CO-Optimizer: Code-level On-chip memory Optimizer

This project gives an opportunity to optimize space-limited on-chip memories (L1, shared memory) of your CUDA applications.

If you use or build on this tool, please cite the following papers.

Getting the Source Code and Building the On-chip Memory Optimizer

This is an example work-flow and configuration to get and build the Transpiler.

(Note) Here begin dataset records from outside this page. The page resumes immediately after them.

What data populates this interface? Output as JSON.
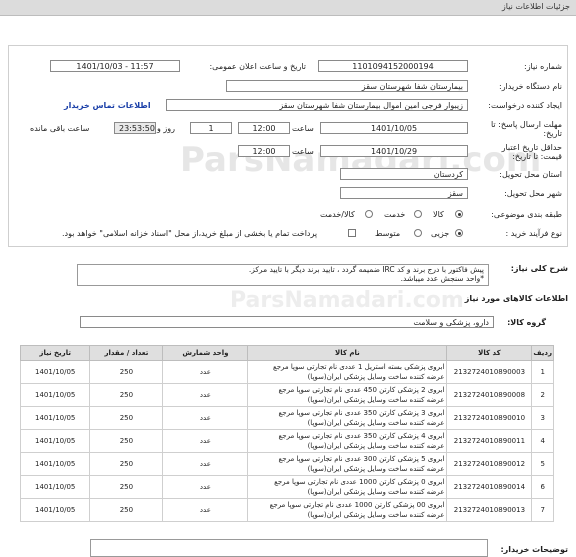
{
  "title": "جزئیات اطلاعات نیاز",
  "fields": {
    "need_number_label": "شماره نیاز:",
    "need_number": "1101094152000194",
    "announce_label": "تاریخ و ساعت اعلان عمومی:",
    "announce_value": "1401/10/03 - 11:57",
    "buyer_org_label": "نام دستگاه خریدار:",
    "buyer_org": "بیمارستان شفا شهرستان سقز",
    "creator_label": "ایجاد کننده درخواست:",
    "creator": "زیبوار فرجی امین اموال بیمارستان شفا شهرستان سقز",
    "contact_link": "اطلاعات تماس خریدار",
    "deadline_label": "مهلت ارسال پاسخ: تا تاریخ:",
    "deadline_date": "1401/10/05",
    "time_label": "ساعت",
    "deadline_time": "12:00",
    "day_label": "روز و",
    "days_value": "1",
    "remaining_time": "23:53:50",
    "remaining_label": "ساعت باقی مانده",
    "validity_label": "حداقل تاریخ اعتبار قیمت: تا تاریخ:",
    "validity_date": "1401/10/29",
    "validity_time": "12:00",
    "province_label": "استان محل تحویل:",
    "province": "کردستان",
    "city_label": "شهر محل تحویل:",
    "city": "سقز",
    "category_label": "طبقه بندی موضوعی:",
    "cat_goods": "کالا",
    "cat_service": "خدمت",
    "cat_goods_service": "کالا/خدمت",
    "process_label": "نوع فرآیند خرید :",
    "proc_small": "جزیی",
    "proc_medium": "متوسط",
    "payment_note": "پرداخت تمام یا بخشی از مبلغ خرید،از محل \"اسناد خزانه اسلامی\" خواهد بود."
  },
  "description": {
    "label": "شرح کلی نیاز:",
    "line1": "پیش فاکتور با درج برند و کد IRC ضمیمه گردد ، تایید برند دیگر با تایید مرکز.",
    "line2": "*واحد سنجش عدد میباشد."
  },
  "goods": {
    "section_title": "اطلاعات کالاهای مورد نیاز",
    "group_label": "گروه کالا:",
    "group_value": "دارو، پزشکی و سلامت",
    "headers": {
      "row": "ردیف",
      "code": "کد کالا",
      "name": "نام کالا",
      "unit": "واحد شمارش",
      "qty": "تعداد / مقدار",
      "date": "تاریخ نیاز"
    },
    "rows": [
      {
        "row": "1",
        "code": "2132724010890003",
        "name1": "ابروی پزشکی بسته استریل 1 عددی نام تجارتی سوپا مرجع",
        "name2": "عرضه کننده ساخت وسایل پزشکی ایران(سوپا)",
        "unit": "عدد",
        "qty": "250",
        "date": "1401/10/05"
      },
      {
        "row": "2",
        "code": "2132724010890008",
        "name1": "ابروی 2 پزشکی کارتن 450 عددی نام تجارتی سوپا مرجع",
        "name2": "عرضه کننده ساخت وسایل پزشکی ایران(سوپا)",
        "unit": "عدد",
        "qty": "250",
        "date": "1401/10/05"
      },
      {
        "row": "3",
        "code": "2132724010890010",
        "name1": "ابروی 3 پزشکی کارتن 350 عددی نام تجارتی سوپا مرجع",
        "name2": "عرضه کننده ساخت وسایل پزشکی ایران(سوپا)",
        "unit": "عدد",
        "qty": "250",
        "date": "1401/10/05"
      },
      {
        "row": "4",
        "code": "2132724010890011",
        "name1": "ابروی 4 پزشکی کارتن 350 عددی نام تجارتی سوپا مرجع",
        "name2": "عرضه کننده ساخت وسایل پزشکی ایران(سوپا)",
        "unit": "عدد",
        "qty": "250",
        "date": "1401/10/05"
      },
      {
        "row": "5",
        "code": "2132724010890012",
        "name1": "ابروی 5 پزشکی کارتن 300 عددی نام تجارتی سوپا مرجع",
        "name2": "عرضه کننده ساخت وسایل پزشکی ایران(سوپا)",
        "unit": "عدد",
        "qty": "250",
        "date": "1401/10/05"
      },
      {
        "row": "6",
        "code": "2132724010890014",
        "name1": "ابروی 0 پزشکی کارتن 1000 عددی نام تجارتی سوپا مرجع",
        "name2": "عرضه کننده ساخت وسایل پزشکی ایران(سوپا)",
        "unit": "عدد",
        "qty": "250",
        "date": "1401/10/05"
      },
      {
        "row": "7",
        "code": "2132724010890013",
        "name1": "ابروی 00 پزشکی کارتن 1000 عددی نام تجارتی سوپا مرجع",
        "name2": "عرضه کننده ساخت وسایل پزشکی ایران(سوپا)",
        "unit": "عدد",
        "qty": "250",
        "date": "1401/10/05"
      }
    ]
  },
  "buyer_notes_label": "توضیحات خریدار:",
  "watermark": "ParsNamadari.com"
}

Tested with following setups
- Ubuntu 18.04, cmake-3.10.2, gcc/g++-5
- sudo apt install gcc-5 g++-5 cmake
- sudo apt install libboost-all-dev
- Benchmark -- PolyBench/GPU and Rodinia
Checkout llvm, clang, and co-optimizer
- llvm
  - git clone https://github.com/llvm-mirror/llvm
  - cd llvm
  - git checkout release_80
- clang
  - cd tools;
  - git clone https://github.com/llvm-mirror/clang
  - cd clang;
  - git checkout release_80
- co-optimizer
  - cd tools
  - git clone https://github.com/hjunkim/CO-Optimizer.git
Build them
- Add the CO-Optimizer repository to llvm/tools/clang/tools/CMakeLists.txt
  - add_clang_subdirectory(CO-Optimizer)
- cd ../../../../;mkdir build;cd build
- cmake -G "Unix Makefiles" ../llvm
- make -j 16;sudo make install

Throttling:
- --csize=<int> - : L1 cache size of the GPU (default: 32 KB)
- --nblks=<int> - : # of thread blocks per SM (default: 4 blks)
- --tbsize=<int> - : thread block size (default: 8 warps)
Preloading
- --prdsize=<string> - : set preloading size (default: 1)
- --tbsize=<string> - : set thread block size (default: 8 warps)